The Court concluded that the defendants’ refusal had violated the Colorado Anti-Discrimination Act and that the Act did not infringe the defendants’ free speech or free exercise rights. Presumably the case will end up in the US Supreme Court. [With thanks to Howard Friedman.]
Neil Foster has a longer note on the case in Law and Religion Australia, here.
- ECtHR: Guide on Article 11 of the European Convention on Human Rights: Freedom of assembly and association: updated 30 April 2021.
- Paul Magrath, The Transparency Project: Plan for publication of judgments by The National Archives: what will become of BAILII?
- Lois McLatchie, The Times: Council’s admission shows Christians can’t be cancelled: on the admission by Edinburgh City Council that ut had acted unlawfully in cancelling a Christian event on the basis of the beliefs held by a guest speaker.
- David Whincup, Lexology: EAT sets very low bar for beliefs protected by UK equality law: on Forstater: “the whole problem with freedom of belief is that it doesn’t just apply to you and so, irritatingly, other people get to believe what they want as well, however alien it is to your own world-view.”
Tommaso Pozzi, Catholic Herald: Boris Johnson refuses to say whether he is a practicing Catholic – or even, presumably, a practising one.
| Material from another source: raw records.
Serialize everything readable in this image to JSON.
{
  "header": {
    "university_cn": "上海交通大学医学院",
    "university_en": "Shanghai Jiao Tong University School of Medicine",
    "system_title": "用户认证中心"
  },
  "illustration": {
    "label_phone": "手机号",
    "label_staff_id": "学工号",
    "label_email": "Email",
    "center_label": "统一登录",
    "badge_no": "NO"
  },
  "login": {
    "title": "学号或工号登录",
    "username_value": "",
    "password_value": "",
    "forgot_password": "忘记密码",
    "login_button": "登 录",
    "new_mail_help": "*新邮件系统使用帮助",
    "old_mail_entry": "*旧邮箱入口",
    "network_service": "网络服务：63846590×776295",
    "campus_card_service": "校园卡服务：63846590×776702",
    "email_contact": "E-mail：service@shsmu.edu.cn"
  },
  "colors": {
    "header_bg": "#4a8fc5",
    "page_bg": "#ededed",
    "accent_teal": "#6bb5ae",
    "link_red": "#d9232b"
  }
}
On 14 June, the Welsh Government issued Guidance on reopening places of worship: coronavirus, which included guidance on singing. Whilst this provides a route to the recommencement of singing in churches, part of this advice has been widely ridiculed in social media. This suggested “tenors are more likely to emit more virus than altos and sopranos”, a claim strongly disputed by experts in the field (and, presumably, tenors).
The source of this claim appears to have been fake news. It was a photoshopped Classic FM story put up by @QuireMemes in February, who state “Stay in your lane, @WelshGovernment. Leave the tenor jokes to us”. They have also altered their biographical details to “Choral Memes; That’s it. That’s the account. Please do not use our tweets for the basis of government policy”. On Saturday evening, the Guidance was taken down and the web page now states: “This guidance is currently being updated and a revised version will be uploaded as soon as possible”.
Update: The revised Guidance document was uploaded on Monday 21 June 2021.